In light of these attributes, the following implications on productivity can be discerned.

a. Efficient Planning. Optimized planning ensures greater operational efficiency and execution and realization of organizational goals. For instance, Verdis Dispatch Allocation Planning (DAP) creates dispatch plans that are cost and fulfilment optimized. This means complete order fulfilment is guaranteed while tapping into all possible cost opportunities – dispatches from strategic locations, day-to-day scheduling of vehicles for effective fleet utilization, clubbing of orders from different locations for stock unavailability scenarios, etc.

b. Error-free planning. Since automation ensures fewer manual touch-points, planning is as accurate as the data generated. Further with integration of master protocol and auto-validation of data, data accuracy is always guaranteed. Dispatch planning is free from instances of error and inefficiency, be it order mix errors, wrong destination dispatch, unjustified and costly split orders, etc.

c. Fast Planning. While earlier, planning was constrained by the limitations of human computation and analysis of data, automation serves to utilize machine intelligence to process and analyze the data space. For instance, a typical dispatch plan in Verdis DAP is generated through the processing of 75 million data points connected through an infinite number of pathways within a matter of hours.

d. Flexible Planning. The implications of speed and dexterity are also manifest in terms of flexibility of planning, where changing variables can be integrated real-time, such that planning reflects the change in the ecosystem as and when it occurs. Moreover, fast re-planning on-demand ensures that the work on the ground remains unperturbed by changes in the environment.

In recent years, AI/ML has made landfall in almost all areas of the supply chain. It is estimated that almost 80-90% of all planning tasks can now be automated. As per a report by McKinsey, 63% of manufacturing executives reported a net increase in revenue and 44% reported increased cost savings due to AI utilization in the supply chain.

 

Implications for the Workforce

There exists a strong correlation between business performance and creativity. Organizations that foster a culture of employee motivation and creativity see greater growth and performance. Businesses with high employee engagement show up to 22% increase in profitability and 21% in productivity as compared to others. In a study by Harvard Business Review, companies with a high standard of excellence delivered $15 million increase in profits, 25% higher growth rate, and a 75% increase in productivity compared to other companies. Such statistics are the tale of leadership, of employee drive and motivation, and of human skill being directed towards more meaningful and intelligent tasks that require human design, reasoning, and communication.

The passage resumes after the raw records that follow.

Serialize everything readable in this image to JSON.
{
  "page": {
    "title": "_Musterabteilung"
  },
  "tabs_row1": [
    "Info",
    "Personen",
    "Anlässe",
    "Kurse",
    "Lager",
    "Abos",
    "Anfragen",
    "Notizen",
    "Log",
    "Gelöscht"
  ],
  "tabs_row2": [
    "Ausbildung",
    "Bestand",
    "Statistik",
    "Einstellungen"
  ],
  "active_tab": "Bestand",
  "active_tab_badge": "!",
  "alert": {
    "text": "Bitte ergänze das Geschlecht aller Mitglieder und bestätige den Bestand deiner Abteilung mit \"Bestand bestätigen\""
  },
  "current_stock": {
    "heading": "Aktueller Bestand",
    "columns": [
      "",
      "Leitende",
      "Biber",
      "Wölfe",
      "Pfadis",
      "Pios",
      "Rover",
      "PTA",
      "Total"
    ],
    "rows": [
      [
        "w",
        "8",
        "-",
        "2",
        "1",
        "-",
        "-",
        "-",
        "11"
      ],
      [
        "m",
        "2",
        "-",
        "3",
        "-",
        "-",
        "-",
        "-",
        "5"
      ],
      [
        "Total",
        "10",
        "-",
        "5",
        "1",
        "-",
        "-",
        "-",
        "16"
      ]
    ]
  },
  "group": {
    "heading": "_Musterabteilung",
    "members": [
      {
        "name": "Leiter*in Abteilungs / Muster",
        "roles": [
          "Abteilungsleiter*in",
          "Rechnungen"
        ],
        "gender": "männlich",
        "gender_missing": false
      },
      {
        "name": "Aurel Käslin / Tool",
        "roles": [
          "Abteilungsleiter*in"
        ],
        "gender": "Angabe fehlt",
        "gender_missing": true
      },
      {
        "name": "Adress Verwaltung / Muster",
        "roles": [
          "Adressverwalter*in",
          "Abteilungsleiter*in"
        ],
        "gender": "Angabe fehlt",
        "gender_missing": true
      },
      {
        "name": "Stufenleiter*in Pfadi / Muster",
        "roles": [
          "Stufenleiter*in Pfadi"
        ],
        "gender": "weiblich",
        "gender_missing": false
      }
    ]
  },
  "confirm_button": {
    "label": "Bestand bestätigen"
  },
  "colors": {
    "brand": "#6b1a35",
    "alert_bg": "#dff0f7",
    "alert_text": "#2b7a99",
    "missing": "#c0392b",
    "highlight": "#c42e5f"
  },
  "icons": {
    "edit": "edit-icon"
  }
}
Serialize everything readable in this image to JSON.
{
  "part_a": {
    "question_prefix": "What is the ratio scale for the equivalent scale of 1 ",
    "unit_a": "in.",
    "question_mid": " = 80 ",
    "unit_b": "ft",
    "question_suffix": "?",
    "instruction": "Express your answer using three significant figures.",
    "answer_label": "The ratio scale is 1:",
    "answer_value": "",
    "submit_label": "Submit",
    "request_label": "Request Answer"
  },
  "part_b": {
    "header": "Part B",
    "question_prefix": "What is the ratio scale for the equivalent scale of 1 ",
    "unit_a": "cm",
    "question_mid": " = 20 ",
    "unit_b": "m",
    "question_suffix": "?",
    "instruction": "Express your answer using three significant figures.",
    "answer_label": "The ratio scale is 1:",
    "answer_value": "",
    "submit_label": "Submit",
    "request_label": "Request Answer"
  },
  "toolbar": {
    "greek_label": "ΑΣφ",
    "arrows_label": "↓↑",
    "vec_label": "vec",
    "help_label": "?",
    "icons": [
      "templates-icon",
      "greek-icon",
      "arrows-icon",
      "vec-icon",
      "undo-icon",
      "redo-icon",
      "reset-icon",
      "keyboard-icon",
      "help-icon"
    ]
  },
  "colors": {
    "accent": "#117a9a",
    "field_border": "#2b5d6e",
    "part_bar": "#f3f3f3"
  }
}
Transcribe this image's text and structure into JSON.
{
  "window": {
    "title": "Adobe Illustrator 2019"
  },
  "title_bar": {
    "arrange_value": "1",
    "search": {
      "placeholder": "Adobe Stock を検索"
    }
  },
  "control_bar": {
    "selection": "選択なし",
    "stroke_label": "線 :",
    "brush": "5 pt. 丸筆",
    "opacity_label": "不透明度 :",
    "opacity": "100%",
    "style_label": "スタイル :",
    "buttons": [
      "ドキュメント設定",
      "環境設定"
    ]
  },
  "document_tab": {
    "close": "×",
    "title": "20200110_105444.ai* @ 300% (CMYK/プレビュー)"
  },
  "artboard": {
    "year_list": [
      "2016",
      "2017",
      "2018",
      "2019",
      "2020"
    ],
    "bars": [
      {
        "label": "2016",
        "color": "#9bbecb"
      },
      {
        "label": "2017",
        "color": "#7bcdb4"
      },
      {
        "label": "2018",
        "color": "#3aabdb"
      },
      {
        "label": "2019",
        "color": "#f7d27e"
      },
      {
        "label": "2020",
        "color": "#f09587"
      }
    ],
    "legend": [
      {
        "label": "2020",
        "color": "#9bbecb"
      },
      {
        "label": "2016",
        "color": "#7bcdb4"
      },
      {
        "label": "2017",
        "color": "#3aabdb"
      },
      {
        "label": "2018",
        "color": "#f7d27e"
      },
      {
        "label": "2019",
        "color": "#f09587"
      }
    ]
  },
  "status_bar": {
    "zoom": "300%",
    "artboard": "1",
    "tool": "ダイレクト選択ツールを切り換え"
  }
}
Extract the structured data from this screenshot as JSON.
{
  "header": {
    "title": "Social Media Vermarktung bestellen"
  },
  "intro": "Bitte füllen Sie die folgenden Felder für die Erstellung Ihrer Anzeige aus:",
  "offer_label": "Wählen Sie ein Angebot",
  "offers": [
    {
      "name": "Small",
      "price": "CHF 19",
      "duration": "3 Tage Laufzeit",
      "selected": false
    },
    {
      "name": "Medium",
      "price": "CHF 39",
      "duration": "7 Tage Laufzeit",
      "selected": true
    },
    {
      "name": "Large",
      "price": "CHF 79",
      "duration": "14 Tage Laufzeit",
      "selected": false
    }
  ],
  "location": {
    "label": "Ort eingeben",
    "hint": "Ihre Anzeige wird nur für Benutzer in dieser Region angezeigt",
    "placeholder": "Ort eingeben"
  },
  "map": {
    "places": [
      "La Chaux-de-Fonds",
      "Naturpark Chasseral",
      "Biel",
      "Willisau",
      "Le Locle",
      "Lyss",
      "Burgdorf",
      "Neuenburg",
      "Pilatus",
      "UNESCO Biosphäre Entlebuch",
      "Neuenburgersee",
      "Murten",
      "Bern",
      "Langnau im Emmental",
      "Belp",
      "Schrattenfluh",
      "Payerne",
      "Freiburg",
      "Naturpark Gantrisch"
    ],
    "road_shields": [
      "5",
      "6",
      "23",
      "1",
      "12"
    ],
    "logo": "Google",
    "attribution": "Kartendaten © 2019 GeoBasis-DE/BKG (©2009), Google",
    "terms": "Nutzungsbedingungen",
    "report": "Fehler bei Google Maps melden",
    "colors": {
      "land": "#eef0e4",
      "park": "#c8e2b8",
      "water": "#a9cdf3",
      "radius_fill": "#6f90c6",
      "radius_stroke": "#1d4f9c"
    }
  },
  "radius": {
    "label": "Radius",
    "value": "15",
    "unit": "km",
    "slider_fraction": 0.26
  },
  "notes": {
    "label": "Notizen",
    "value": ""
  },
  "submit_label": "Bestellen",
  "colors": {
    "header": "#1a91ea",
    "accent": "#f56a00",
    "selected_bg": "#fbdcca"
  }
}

With automation, dispatch planners can be freed from mundane and repetitive planning towards more skill-oriented and challenging tasks such as handling exceptions and ground-deviations of planning. This creates a culture of all-round performance.

 

Conclusion

As the supply chain continues to grow and evolve, the expectation for greater efficiency and accuracy is also growing. In other words, the margin of error is shrinking. In such circumstances, it is vital that organizations understand the value of greater productivity and the role that humans play in it. Yet, attaining high-end supply chain productivity requires a paradigm shift in our outlook of planning. Maximizing the efficiency of output and time requires harnessing the greater potential that automation and AI have to offer.